A topical exhibition drawing attention to the devastation that mankind is wreaking on the environment is opening at Octavia Hill’s Birthplace House in Wisbech.
In ‘Anthropocene: of our own making’, a contemporary arts exhibition inspired by the environmental crises earth is facing, the Precious Earth Art Collective explores the causes and effects of human destruction, with artists exploiting a range of media, including ceramics, textiles, painting and photography.
The title of the show is a name given to the current geological period, meaning the age of mankind, and points up the striking impact which the human race is having on ecosystems and natural resources across the planet.

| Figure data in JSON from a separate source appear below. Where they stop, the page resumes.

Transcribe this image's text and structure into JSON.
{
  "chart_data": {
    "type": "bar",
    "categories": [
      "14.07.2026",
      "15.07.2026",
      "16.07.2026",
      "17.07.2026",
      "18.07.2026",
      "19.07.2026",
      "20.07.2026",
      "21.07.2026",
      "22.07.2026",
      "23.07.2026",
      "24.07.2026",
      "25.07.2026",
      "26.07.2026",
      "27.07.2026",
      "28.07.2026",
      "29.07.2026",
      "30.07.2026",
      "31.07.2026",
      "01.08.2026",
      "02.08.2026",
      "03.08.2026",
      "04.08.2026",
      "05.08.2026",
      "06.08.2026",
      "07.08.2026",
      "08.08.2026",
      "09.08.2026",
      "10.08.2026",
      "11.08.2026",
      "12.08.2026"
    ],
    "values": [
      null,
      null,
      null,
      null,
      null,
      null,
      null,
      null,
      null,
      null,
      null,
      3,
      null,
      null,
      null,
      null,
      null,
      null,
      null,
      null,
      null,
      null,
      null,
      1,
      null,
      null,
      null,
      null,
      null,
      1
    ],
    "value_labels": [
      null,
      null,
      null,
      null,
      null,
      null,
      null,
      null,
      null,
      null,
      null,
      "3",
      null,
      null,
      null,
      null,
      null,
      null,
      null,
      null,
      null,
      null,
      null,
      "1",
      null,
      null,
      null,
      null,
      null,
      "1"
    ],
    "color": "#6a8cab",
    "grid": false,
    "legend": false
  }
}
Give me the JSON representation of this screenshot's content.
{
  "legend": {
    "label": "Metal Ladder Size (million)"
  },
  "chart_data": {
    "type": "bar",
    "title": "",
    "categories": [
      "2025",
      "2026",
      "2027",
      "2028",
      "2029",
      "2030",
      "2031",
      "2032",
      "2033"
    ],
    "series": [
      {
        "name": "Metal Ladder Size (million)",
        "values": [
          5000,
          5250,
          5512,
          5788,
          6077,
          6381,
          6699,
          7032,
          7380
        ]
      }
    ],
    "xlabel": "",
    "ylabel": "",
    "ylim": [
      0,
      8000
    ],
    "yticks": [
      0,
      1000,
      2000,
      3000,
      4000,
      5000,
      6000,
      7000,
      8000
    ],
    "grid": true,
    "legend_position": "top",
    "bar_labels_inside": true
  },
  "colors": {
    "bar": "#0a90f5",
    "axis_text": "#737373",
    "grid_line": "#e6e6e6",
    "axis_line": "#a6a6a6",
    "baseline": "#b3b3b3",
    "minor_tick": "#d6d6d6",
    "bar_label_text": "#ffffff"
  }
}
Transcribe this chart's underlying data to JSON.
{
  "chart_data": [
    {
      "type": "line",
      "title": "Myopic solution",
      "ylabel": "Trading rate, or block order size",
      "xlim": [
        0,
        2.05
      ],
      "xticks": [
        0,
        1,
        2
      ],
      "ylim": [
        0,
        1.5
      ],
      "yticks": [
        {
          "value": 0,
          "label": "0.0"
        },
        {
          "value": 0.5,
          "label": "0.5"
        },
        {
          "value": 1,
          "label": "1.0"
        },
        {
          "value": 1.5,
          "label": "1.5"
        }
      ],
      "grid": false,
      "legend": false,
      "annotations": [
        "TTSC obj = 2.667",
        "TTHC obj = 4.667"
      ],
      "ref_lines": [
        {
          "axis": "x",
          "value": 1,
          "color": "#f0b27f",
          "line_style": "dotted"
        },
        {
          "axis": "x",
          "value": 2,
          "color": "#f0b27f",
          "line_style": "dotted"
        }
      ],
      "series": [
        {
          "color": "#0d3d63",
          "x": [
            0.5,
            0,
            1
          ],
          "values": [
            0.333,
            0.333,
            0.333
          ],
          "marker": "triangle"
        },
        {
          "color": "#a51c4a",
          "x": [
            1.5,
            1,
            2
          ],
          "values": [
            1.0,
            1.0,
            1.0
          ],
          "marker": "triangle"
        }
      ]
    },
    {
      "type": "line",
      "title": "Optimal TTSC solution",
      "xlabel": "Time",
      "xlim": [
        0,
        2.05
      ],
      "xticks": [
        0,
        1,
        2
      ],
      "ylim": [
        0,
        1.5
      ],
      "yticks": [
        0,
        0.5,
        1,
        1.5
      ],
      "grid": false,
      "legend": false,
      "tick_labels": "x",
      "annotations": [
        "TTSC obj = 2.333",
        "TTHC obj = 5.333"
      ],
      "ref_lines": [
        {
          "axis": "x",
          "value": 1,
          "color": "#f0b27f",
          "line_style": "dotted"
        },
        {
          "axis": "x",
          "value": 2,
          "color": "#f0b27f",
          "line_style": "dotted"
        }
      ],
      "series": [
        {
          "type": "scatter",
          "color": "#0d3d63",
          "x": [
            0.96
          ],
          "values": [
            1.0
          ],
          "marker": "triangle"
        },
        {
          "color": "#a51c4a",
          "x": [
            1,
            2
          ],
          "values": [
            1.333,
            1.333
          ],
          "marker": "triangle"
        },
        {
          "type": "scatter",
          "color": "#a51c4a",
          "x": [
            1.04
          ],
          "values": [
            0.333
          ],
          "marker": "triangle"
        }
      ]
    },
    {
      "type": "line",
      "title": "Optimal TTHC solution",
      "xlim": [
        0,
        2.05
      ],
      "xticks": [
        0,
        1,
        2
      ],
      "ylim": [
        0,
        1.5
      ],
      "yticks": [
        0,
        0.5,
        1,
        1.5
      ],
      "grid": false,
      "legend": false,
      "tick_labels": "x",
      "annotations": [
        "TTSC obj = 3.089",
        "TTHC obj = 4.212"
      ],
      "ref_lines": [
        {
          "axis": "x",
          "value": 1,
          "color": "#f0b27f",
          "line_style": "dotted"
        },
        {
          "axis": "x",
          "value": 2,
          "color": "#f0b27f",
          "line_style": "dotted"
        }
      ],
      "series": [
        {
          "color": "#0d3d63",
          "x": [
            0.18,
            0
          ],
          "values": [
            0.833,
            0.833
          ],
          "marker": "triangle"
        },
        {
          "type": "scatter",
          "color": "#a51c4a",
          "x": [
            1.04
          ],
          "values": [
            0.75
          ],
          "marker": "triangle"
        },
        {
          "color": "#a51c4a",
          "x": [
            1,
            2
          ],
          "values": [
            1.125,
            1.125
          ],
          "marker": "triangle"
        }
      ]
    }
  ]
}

The exhibition is the second of three shows in a row to be staged by the Art Collective at the Birthplace House at 7 South Brink, Wisbech, the first home of the town’s most famous daughter, the celebrated social reformer and co-founder of the National Trust.
Members of the Collective believe that unless humanity addresses the current environmental issues, it will face apocalyptic destruction, which would be the sixth mass extinction threatening the loss of at least 75 per cent of species to strike planet earth.
The show runs from Saturday, May 11 to Monday, June 24, and begins with a private view on Saturday, from 4pm to 6pm, when refreshments will be provided.
The Art Collective will stage its third exhibition at the museum, Breathe, on the theme of clean air and clean water later in the year.